Les cérémonies ont débuté à Téhéran, où le corps d’Ali Khamenei a été exposé les 3 et 4 juillet 2026 dans le grand complexe Mosalla, principal lieu de rassemblement religieux de la capitale iranienne, qui avait déjà accueilli les funérailles d’autres figures majeures de la République islamique. Des clercs, des officiels, des dignitaires étrangers et des milliers de fidèles se sont succédé pour rendre hommage à celui qui a dirigé le pays pendant trente-sept ans.

La mairie de Téhéran a estimé qu’environ vingt millions de personnes assisteraient à la procession principale à travers la capitale, la qualifiant de plus grand rassemblement de l’histoire de la ville. Ce chiffre, considérable même en tenant compte de l’exagération habituelle des estimations officielles iraniennes, traduit la volonté du régime de transformer ce deuil en démonstration de cohésion nationale après des mois de guerre et de répression.

Une procession de dix kilomètres entre deux places historiques

La procession principale s’est déroulée sur un trajet de dix kilomètres entre la place Imam Hossein et la place Azadi, cette dernière étant le théâtre des rassemblements les plus marquants de l’histoire iranienne récente, de la révolution de 1979 aux plus grandes manifestations de contestation du régime. Le choix de ce parcours n’est pas anodin : il ancre symboliquement les funérailles de Khamenei dans la continuité des grands moments fondateurs de la République islamique.

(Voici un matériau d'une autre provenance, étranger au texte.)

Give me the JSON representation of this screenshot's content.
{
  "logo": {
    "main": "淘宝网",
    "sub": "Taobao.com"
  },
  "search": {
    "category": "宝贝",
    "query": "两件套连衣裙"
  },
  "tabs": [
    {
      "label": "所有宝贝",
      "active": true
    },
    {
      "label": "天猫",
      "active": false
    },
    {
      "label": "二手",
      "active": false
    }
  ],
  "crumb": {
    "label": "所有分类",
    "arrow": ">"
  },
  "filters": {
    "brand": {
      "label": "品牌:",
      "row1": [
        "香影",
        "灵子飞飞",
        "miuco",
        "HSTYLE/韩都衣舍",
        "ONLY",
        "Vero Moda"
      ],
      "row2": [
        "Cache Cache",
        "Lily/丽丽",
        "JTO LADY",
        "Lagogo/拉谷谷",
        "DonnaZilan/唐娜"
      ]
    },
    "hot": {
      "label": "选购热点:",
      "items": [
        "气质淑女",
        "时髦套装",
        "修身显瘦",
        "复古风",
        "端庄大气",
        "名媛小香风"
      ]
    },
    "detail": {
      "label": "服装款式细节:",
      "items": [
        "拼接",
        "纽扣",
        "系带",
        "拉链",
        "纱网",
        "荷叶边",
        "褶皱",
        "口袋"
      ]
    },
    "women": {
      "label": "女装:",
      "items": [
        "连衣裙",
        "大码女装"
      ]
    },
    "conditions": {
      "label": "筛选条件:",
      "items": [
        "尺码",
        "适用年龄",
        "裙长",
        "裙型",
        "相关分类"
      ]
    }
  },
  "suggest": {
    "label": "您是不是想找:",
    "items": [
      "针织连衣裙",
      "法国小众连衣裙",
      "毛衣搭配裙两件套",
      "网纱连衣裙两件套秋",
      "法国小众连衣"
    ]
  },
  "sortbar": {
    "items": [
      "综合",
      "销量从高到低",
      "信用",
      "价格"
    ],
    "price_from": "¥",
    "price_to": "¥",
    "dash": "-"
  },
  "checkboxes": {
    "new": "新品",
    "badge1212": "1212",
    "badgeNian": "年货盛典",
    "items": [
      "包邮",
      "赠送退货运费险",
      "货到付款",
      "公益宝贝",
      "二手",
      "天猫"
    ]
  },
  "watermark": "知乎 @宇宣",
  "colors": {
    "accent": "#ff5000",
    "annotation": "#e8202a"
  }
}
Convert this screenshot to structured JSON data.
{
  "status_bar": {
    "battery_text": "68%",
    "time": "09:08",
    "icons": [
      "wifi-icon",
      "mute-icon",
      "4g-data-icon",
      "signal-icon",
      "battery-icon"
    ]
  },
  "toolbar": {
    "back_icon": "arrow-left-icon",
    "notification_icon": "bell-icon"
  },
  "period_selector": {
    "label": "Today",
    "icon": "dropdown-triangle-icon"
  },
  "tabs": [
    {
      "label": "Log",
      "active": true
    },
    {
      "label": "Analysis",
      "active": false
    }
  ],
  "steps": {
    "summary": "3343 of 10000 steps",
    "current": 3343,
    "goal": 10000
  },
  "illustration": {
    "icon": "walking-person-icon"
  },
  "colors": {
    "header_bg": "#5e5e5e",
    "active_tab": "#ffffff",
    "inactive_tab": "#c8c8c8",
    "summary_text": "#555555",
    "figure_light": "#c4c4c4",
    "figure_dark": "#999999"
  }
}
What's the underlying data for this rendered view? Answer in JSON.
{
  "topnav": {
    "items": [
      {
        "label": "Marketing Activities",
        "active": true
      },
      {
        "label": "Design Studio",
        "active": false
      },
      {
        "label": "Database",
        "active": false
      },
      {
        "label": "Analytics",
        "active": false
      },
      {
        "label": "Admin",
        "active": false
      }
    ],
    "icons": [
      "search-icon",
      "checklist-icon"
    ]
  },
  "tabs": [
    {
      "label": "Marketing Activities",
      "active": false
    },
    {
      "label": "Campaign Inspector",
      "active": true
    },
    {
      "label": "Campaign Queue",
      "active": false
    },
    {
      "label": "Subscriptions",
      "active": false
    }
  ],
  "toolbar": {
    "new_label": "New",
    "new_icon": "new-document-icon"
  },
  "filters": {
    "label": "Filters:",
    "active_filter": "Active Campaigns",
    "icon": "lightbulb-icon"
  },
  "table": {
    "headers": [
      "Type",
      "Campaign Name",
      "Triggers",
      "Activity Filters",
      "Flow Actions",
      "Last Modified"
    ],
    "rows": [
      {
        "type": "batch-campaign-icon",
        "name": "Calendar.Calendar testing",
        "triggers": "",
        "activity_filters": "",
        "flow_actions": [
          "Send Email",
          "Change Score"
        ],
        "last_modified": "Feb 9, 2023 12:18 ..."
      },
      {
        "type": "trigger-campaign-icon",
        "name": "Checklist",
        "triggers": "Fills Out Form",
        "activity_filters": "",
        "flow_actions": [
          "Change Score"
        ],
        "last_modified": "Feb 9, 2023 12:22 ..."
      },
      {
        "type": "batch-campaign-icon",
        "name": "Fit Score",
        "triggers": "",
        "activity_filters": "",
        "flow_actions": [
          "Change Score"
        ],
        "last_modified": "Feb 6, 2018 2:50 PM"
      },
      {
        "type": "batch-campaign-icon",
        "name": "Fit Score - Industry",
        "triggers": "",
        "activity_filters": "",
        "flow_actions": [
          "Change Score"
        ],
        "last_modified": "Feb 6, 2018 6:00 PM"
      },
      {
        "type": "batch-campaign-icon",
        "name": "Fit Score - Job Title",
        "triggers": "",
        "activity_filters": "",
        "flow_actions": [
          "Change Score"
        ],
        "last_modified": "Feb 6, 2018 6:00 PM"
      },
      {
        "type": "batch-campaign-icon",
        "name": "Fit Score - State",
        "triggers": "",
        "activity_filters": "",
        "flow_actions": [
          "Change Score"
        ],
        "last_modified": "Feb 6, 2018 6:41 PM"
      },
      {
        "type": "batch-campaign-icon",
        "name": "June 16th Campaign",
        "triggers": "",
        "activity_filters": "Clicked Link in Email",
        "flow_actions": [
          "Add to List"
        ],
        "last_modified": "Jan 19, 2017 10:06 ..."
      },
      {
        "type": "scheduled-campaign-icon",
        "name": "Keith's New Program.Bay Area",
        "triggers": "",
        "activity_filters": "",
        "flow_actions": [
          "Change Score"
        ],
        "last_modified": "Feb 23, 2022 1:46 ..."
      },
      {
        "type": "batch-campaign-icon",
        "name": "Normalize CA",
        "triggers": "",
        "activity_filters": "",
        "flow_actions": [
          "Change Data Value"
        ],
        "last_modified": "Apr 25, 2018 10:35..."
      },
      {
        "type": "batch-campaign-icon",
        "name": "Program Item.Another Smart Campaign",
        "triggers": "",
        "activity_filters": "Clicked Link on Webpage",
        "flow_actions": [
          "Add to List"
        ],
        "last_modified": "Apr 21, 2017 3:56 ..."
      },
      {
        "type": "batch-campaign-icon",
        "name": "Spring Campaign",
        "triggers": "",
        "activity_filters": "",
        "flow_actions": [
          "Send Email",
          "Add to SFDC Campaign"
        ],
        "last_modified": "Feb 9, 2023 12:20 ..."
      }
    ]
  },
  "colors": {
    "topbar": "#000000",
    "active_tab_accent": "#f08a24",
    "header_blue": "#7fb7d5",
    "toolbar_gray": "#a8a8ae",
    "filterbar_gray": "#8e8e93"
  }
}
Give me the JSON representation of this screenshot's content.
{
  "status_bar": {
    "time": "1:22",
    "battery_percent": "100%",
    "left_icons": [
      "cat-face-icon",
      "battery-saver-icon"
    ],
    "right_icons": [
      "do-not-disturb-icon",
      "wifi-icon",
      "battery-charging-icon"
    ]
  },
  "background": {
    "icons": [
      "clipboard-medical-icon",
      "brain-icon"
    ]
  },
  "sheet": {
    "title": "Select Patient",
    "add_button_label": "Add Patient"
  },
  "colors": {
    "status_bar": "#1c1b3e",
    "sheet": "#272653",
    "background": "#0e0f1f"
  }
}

Cette mise en scène soigneusement orchestrée visait à projeter une image d’unité nationale, alors même que le pays traversait, depuis février, une période de vagues de répression ayant fait des milliers de morts lors des manifestations de janvier, un contraste saisissant entre le deuil officiel et la répression bien réelle qui l’a précédé.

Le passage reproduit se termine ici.